It was a day just like any other in my little seven-year-old life. My mother walked me to my first grade class room, I was talking about the Junie B. Jones book I had just finished the whole way from my house to the class. It was warm for September.
After all the parents gave their kisses goodbye, my teacher got news. She gathered her small children on the rug where we would usually watch an afternoon Between the Lions or Magic School Bus — something to teach us that learning can be fun and reminding us to be kind to one other.
Covered in apple juice and playground sand, I watched the towers fall. At that moment learned for the first time there is truly evil in the world, and it is powerful.
At seven I felt compelled by it– compelled to do good and to inform others so they could do good.
I understood, the second I looked past my friends’ ambivalent faces to see the pure fear replacing my teacher’s usually sunny disposition, this is a serious and concerning time to be alive. But as a generation we are forced to see it as normal, a side effect of a world more connected. TV shows are reality competitions and the news is about terrorism, simple as that.
I don’t want to speak entirely for others and their experiences, but I can’t help but think as a young person growing up alongside terror, there is only so much our hearts and minds can absorb before we adapt.
I’m becoming numb to it. The evil in the world is winning.
On June 12, a gunman targeted an Orlando gay night club Pulse. He killed 49 people and injured another 53 in the deadliest mass shooting in the U.S. to date. My reaction at the time, I’m ashamed to admit, was barely anything. After Paris I had cried, I hurt, I reached out to strangers in the city making sure they were safe.
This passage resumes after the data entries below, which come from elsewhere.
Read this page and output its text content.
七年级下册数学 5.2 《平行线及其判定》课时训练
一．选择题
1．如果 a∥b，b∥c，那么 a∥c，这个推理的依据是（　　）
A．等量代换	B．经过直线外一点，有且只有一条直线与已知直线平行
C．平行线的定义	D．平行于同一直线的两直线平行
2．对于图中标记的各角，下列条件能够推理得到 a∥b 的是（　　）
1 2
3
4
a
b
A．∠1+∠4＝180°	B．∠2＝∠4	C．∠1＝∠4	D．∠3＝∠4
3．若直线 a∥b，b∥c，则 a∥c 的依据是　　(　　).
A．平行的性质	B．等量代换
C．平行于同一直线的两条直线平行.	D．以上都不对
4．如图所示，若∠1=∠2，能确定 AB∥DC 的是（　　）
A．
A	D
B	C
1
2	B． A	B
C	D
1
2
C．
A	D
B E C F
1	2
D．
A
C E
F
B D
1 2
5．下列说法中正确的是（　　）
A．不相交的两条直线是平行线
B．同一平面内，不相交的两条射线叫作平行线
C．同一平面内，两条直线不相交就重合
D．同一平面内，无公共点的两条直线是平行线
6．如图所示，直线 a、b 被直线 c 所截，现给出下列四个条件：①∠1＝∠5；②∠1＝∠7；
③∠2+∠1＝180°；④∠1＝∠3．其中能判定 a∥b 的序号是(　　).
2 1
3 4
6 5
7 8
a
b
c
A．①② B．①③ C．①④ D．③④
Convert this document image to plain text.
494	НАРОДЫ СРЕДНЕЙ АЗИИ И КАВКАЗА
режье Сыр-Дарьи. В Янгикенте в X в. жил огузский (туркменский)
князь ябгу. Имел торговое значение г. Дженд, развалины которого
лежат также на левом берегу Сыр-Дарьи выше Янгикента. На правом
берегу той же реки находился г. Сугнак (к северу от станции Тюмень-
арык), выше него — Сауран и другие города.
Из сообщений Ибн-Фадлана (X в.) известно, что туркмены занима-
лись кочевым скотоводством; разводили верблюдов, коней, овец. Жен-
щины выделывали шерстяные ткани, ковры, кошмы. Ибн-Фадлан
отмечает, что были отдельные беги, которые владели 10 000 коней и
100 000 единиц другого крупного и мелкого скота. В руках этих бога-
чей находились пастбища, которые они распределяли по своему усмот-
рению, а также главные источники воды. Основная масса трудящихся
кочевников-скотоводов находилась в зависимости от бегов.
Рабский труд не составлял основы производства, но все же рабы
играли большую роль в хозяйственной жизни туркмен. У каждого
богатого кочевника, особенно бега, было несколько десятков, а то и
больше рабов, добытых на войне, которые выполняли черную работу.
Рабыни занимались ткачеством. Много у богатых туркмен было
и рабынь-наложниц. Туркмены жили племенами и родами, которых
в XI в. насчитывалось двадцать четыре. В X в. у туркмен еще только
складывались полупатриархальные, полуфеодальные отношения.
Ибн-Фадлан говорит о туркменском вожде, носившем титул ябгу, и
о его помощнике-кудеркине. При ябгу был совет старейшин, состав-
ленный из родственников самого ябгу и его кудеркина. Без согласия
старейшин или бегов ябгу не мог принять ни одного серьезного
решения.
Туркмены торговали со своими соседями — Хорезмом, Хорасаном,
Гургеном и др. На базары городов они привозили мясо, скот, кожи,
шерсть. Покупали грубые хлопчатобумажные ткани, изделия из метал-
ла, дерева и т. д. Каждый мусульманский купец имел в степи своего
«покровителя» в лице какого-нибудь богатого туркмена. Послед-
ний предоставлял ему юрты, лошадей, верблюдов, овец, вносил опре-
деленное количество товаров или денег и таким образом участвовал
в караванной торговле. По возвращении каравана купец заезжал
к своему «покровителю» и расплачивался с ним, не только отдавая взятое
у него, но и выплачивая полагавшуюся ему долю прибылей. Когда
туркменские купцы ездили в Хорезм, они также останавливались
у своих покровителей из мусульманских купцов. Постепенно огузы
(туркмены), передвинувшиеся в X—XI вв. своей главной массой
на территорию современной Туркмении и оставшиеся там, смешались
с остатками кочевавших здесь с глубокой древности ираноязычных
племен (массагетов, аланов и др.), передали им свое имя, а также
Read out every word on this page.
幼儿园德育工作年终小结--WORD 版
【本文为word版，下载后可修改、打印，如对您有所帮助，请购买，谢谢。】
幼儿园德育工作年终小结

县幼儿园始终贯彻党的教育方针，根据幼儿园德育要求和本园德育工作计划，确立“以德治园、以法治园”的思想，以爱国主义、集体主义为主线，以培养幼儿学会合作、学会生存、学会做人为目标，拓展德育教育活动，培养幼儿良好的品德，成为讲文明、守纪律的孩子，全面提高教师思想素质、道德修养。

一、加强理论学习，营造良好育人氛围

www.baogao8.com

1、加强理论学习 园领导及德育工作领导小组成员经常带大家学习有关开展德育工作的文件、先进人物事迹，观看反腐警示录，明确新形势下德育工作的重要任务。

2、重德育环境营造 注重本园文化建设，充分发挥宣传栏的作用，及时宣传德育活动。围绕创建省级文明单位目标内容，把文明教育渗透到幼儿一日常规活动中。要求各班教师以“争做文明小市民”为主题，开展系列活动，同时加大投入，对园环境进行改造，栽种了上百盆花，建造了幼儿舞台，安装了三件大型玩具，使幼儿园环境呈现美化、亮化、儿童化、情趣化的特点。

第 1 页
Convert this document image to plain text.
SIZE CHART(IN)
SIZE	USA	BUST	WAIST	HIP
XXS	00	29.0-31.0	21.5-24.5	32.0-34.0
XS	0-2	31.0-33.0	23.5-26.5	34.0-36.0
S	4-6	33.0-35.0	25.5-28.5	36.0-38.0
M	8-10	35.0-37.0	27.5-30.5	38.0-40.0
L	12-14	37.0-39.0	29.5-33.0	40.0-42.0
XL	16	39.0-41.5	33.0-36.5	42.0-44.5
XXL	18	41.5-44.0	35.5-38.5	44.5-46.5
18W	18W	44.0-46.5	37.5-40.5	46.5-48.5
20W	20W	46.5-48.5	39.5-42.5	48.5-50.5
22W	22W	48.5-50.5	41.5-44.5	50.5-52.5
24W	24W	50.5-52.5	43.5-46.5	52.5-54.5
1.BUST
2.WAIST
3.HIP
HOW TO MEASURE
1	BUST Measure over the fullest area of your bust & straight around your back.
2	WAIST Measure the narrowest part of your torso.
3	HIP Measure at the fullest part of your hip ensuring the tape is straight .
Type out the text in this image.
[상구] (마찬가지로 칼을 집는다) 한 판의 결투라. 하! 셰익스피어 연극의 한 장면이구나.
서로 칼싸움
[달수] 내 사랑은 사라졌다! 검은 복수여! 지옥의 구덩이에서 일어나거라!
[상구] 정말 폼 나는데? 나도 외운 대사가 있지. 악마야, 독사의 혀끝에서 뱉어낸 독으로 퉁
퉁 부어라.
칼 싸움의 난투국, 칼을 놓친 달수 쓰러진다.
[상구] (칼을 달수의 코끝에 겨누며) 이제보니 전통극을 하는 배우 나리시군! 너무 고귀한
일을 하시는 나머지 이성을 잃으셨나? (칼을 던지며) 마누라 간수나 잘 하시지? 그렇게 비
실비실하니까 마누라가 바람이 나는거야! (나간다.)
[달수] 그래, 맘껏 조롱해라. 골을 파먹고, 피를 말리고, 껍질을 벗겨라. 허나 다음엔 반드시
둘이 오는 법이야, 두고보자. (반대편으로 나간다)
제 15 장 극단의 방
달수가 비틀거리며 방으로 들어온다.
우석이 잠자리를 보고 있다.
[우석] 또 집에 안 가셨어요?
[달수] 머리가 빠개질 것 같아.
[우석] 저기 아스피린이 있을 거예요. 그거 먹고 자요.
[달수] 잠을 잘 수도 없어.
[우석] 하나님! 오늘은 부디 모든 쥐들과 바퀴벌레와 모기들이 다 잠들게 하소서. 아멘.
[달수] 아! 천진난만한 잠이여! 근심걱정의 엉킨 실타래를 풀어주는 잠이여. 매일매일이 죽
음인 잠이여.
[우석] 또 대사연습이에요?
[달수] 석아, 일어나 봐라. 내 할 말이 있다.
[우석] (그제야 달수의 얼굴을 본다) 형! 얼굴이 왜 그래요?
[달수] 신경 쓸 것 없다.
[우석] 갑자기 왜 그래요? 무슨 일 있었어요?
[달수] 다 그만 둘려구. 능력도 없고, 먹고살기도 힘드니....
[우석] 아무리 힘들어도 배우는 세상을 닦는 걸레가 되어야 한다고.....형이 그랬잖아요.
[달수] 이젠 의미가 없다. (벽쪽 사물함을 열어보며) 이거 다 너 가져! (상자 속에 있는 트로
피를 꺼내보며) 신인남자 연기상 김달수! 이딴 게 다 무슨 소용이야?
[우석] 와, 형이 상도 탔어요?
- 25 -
After Sandy Hook, I stayed in bed and watched the news on a loop.
After Orlando, I thought thank god it wasn’t here, doesn’t surprise me, and I went back to work.
That same week, in the same city, a little boy was killed when an alligator horrifically pulled him under the water. I felt so much sadness for the parents who had to watch their young boy knowing they couldn’t do anything to stop it. The father fought the alligator, but it wasn’t enough, it was out of his control.
I cried for them and tried to imagine what that would be like, and just the attempt to empathize with that sort of loss made me sob.
I thought about the time I was very little and almost fell out of the window in my parents apartment window. My mom caught me quickly enough, but even twenty years later she cries recalling the time she almost lost her baby girl to an accident. If my mom still hasn’t fully healed from an accident that never really happened, how can a person be okay after burying their baby.
The number 49 is too large.
At a point it stops seeming like people. Those 49 young men and women were babies were each born of a mother. There are mothers in Orlando grieving the loss of their babies like Lane Graves’ mother will.
And then on top of that, all those who were injured from being shot. Another 50. And all those in the room, witness to one of the most horrific scenes beyond imagination, at least another 50. And the members of the LGBTQIA+ community feeling threatened for who they love. The Latino community very clearly targeted. Millions more.
I feel evil for being numb to so much suffering; for continuing my life on and complaining about a late paycheck.
But it’s too overwhelming, there is too much of it. And it’s coming from us, that’s the worst part of all this.
It’s easier to see an alligator as evil, but another human is so much harder. The shooter was a human who came from a mother and a father. He was a baby needing to be held, a curious toddler like Lane, and myself. He went through the same school system as the 49 people he murdered in cold blood. He was a customer at the club he shot up. He was gay himself.
He shot at the bodies on the ground to be sure they were dead.
It’s really impossible make the distinction of him vs. us. He is one of
us. We did this.
I don’t know what the appropriate course of action as a nation and world should be. I’m wary about the idea of banning assault rifles or those on the no-fly list because I think of what a noose the Patriot Act has been. But I do know, for myself and for my generation, it can’t be losing empathy.
We can’t disassociate, we can’t deny the reality of what is happening,
and we can’t let the evil win.
We need to be there for the people being hurt, but we also need to be okay with feeling the hurt ourselves.
Ignoring the infection only makes it spread.